Low Cholesterol, Low Sodium Sauerbraten
German comfort food is taken in a healthier direction by reducing the sodium and fat in the gravy. Leave plenty of time to cook the no-yolk egg noodles and the red cabbage (see recipe above) as well as the gravy. Look for ginger snap cookies with the lowest sodium per serving.
- 1 roast beef bottom round Ours was 8 ounces; choose one for your family by weight
- 1/2 cup apple cider vinegar
- 2/3 cup water
- 3 leaves bay leaves
- 15 cookies gingersnaps crush cookies into fine powder
- 1/2 cup fat free sour cream
- 1 tablespoon flour
- 2 tablespoons brown sugar
To make the sauerbraten, place the meat, water, apple cider vinegar and bay leaves in a Crock-Pot. Cover and cook on LOW 6-8 hours.
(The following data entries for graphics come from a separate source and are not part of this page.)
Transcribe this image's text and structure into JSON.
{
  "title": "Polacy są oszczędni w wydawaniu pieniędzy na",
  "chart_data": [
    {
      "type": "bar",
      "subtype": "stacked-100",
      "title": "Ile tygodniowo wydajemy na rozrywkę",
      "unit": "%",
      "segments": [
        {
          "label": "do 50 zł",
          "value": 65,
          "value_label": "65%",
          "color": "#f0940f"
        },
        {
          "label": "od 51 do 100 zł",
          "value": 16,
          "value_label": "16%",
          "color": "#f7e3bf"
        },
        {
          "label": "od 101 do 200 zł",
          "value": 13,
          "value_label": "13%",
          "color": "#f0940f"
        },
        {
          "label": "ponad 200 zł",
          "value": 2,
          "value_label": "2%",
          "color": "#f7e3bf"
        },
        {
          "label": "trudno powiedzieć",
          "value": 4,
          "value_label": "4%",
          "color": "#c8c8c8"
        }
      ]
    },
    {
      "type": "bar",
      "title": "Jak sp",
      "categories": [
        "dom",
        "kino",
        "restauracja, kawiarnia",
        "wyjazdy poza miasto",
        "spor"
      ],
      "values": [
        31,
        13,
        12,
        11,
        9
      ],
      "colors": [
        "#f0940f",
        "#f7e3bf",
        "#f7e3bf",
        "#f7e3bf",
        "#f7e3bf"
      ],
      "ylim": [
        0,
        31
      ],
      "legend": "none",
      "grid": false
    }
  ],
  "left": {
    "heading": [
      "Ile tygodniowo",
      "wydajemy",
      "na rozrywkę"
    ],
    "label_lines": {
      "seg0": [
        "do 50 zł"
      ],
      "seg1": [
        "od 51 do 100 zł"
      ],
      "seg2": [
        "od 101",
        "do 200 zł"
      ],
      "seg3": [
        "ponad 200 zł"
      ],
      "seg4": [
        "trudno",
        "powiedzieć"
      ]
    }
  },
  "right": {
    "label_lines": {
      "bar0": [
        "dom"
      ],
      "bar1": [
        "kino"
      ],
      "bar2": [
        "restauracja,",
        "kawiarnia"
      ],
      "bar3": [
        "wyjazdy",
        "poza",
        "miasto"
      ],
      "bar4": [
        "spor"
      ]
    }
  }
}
To make the gravy, remove the meat and keep warm. Pour the hot liquid from the Crock-Pot into a saucepan. Stir in the crushed gingersnaps and brown sugar. Simmer on low. Stir in the sour cream with a whisk until blended. Add flour to thicken. Simmer. If the sauce is too thick, thin with water. Too thin, add a pinch of flour until it is the desired consistency.
Cook egg noodles or no-yolk egg noodles (to eliminate excess cholesterol) according to package directions.
Serve the meat warm, in slices, along with the noodles. Pour on gravy as desired. Add red cabbage and enjoy!